The server will allow non-TLS connections and most clients will not bother to validate the TLS certificates presented to it anyway.

But first...

Don't Panic

Assuming that you have configured other security measures like VPC Security Groups in a sensible way then then taking advantage of these vulnerabilities is difficult, although not impossible.

Still, you care about TLS enough to be reading this document, so you probably want to implement it sensibly, right?

First Steps... Client-side

For the purposes of this example, I'm going to assume that there is an application built which connects to an RDS database using the PostgreSQL JDBC Driver.

The default configuration of the PostgreSQL JDBC driver is to prefer TLS connections. This is configurable using the sslmode option to the JDBC driver.

When the driver is configured to prefer, it will negotiate up to a TLS connection if the server it connects to supports it. However, it will not perform any certificate validation. This exposes the application to eavesdropping and man-in-the-middle (MITM) attack (an attacker could either froce a non-TLS connection between the application and the RDS instance, or it could just sit between the application terminating TLS itself).

To mitigate against this, you can use the verify-ca or verify-full configurations to sslmode.


verify-ca asks the client to check that that the certificate presented by the RDS server is signed by a CA certificate that you specify. In the case of RDS, all servers are provisioned with certificates signed using the Amazon RDS Root CA certificates.

Even better, the PostgreSQL JDBC client doesn't require you to jump through the usual hoops with Java and importing root CA certicates into a java keystore. You can use the sslrootcert to point to the Amazon root CA certificate on local disk, or alternatively, the default path for the sslrootcert parameter is at ~/.postgresql/root.crt on *nix systems (see for more infomation).


verify-full is the most secure sslmode option, and goes one step further than verify-ca by ensureing that the the name presented in the RDS instance's host certificate matches the name provided in the JDBC connection string.

One downside to this approach is if you use Route 53 to create a convenient alias to your RDS instance name, the alias name will not be present in the host certificate. You must use the canonical name of the RDS instance that Amazon provided you to connect with.

Next up... server-side

Now that your client's are all configured to use TLS and enforce certificate validation, you can configure the server to not accept any connections from non-TLS clients.

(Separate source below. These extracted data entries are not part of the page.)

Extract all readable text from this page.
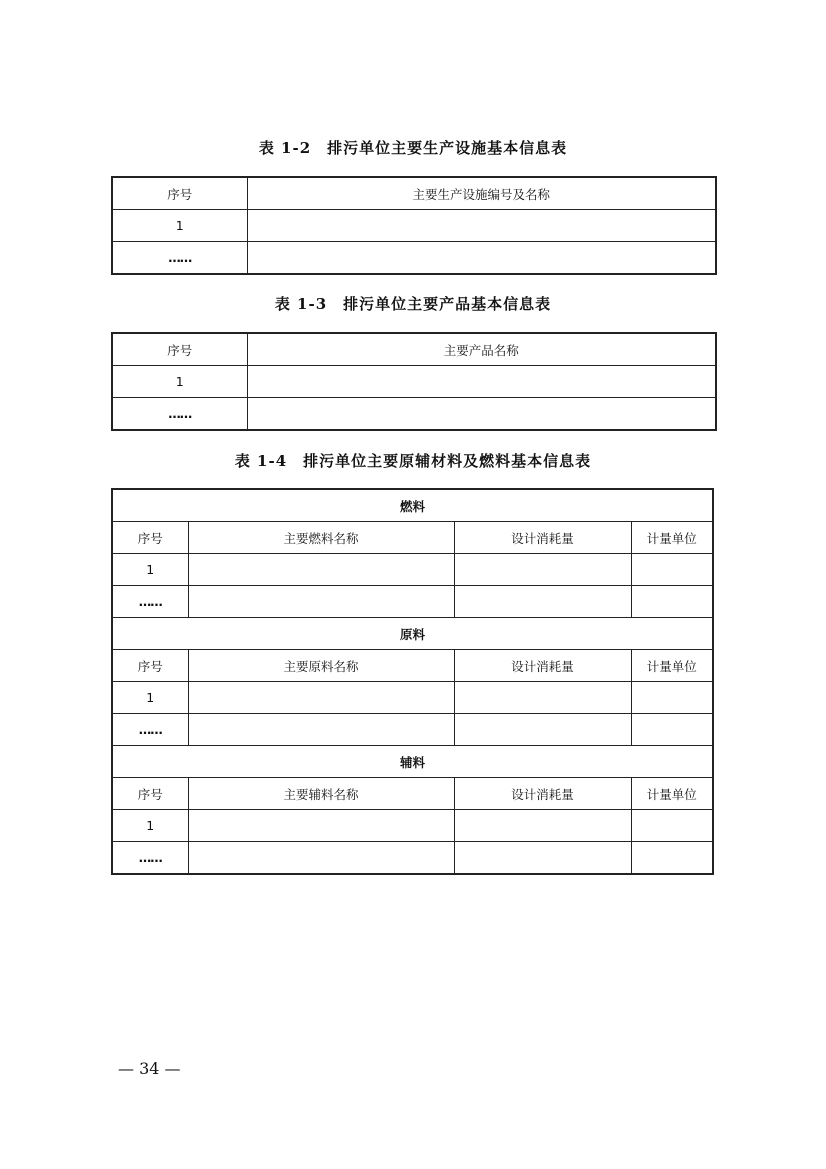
表 1-2　排污单位主要生产设施基本信息表
序号	主要生产设施编号及名称
1	
……	
表 1-3　排污单位主要产品基本信息表
序号	主要产品名称
1	
……	
表 1-4　排污单位主要原辅材料及燃料基本信息表
燃料			
序号	主要燃料名称	设计消耗量	计量单位
1			
……			
原料			
序号	主要原料名称	设计消耗量	计量单位
1			
……			
辅料			
序号	主要辅料名称	设计消耗量	计量单位
1			
……			
— 34 —
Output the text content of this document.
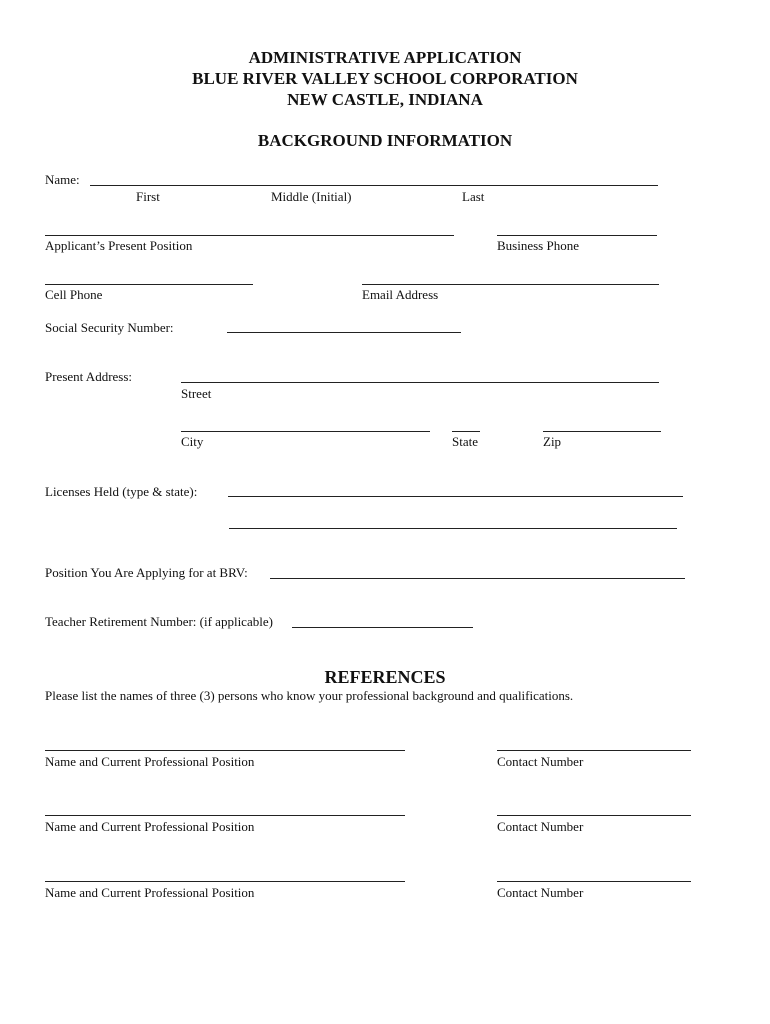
ADMINISTRATIVE APPLICATION
BLUE RIVER VALLEY SCHOOL CORPORATION
NEW CASTLE, INDIANA
BACKGROUND INFORMATION
Name:
First	Middle (Initial)	Last
Applicant’s Present Position	Business Phone
Cell Phone	Email Address
Social Security Number:
Present Address:
Street
City	State	Zip
Licenses Held (type & state):
Position You Are Applying for at BRV:
Teacher Retirement Number: (if applicable)
REFERENCES
Please list the names of three (3) persons who know your professional background and qualifications.
Name and Current Professional Position	Contact Number
Name and Current Professional Position	Contact Number
Name and Current Professional Position	Contact Number
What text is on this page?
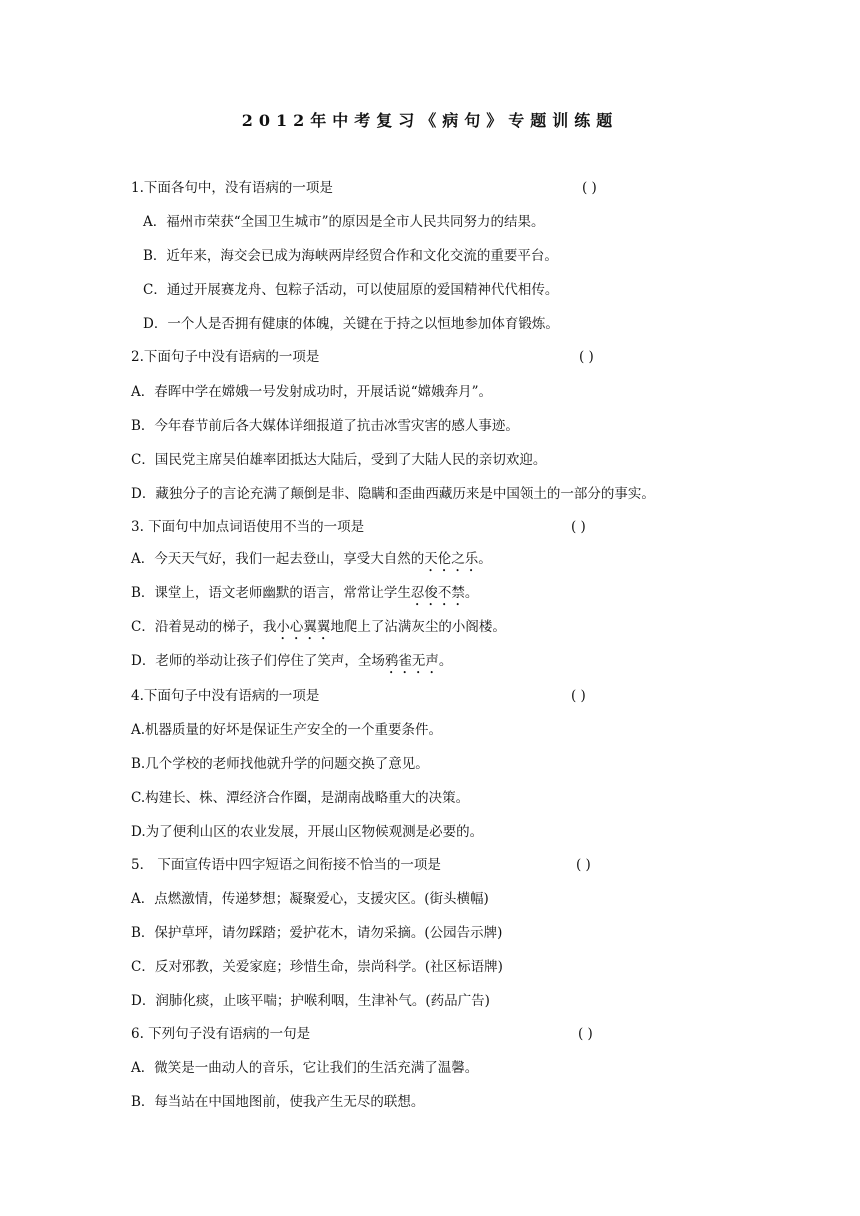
2012年中考复习《病句》专题训练题
1.下面各句中，没有语病的一项是	( )
A．福州市荣获“全国卫生城市”的原因是全市人民共同努力的结果。
B．近年来，海交会已成为海峡两岸经贸合作和文化交流的重要平台。
C．通过开展赛龙舟、包粽子活动，可以使屈原的爱国精神代代相传。
D．一个人是否拥有健康的体魄，关键在于持之以恒地参加体育锻炼。
2.下面句子中没有语病的一项是	( )
A．春晖中学在嫦娥一号发射成功时，开展话说“嫦娥奔月”。
B．今年春节前后各大媒体详细报道了抗击冰雪灾害的感人事迹。
C．国民党主席吴伯雄率团抵达大陆后，受到了大陆人民的亲切欢迎。
D．藏独分子的言论充满了颠倒是非、隐瞒和歪曲西藏历来是中国领土的一部分的事实。
3. 下面句中加点词语使用不当的一项是	( )
A．今天天气好，我们一起去登山，享受大自然的天伦之乐。
B．课堂上，语文老师幽默的语言，常常让学生忍俊不禁。
C．沿着晃动的梯子，我小心翼翼地爬上了沾满灰尘的小阁楼。
D．老师的举动让孩子们停住了笑声，全场鸦雀无声。
4.下面句子中没有语病的一项是	( )
A.机器质量的好坏是保证生产安全的一个重要条件。
B.几个学校的老师找他就升学的问题交换了意见。
C.构建长、株、潭经济合作圈，是湖南战略重大的决策。
D.为了便利山区的农业发展，开展山区物候观测是必要的。
5． 下面宣传语中四字短语之间衔接不恰当的一项是	( )
A．点燃激情，传递梦想；凝聚爱心，支援灾区。(街头横幅)
B．保护草坪，请勿踩踏；爱护花木，请勿采摘。(公园告示牌)
C．反对邪教，关爱家庭；珍惜生命，崇尚科学。(社区标语牌)
D．润肺化痰，止咳平喘；护喉利咽，生津补气。(药品广告)
6. 下列句子没有语病的一句是	( )
A．微笑是一曲动人的音乐，它让我们的生活充满了温馨。
B．每当站在中国地图前，使我产生无尽的联想。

To do this, you need to edit a parameter in the parameter group your RDS instance uses. The one to change is rds.force_ssl and the default value of 0 should be set to 1. Depending on the individual circumstances of your RDS configuration, this may require a reboot.

That's all!

Once you've followed this guide, your clients will only make TLS-backed connections and will perform some sort of certificate validation and your RDS instance will only allow connections that are TLS-backed.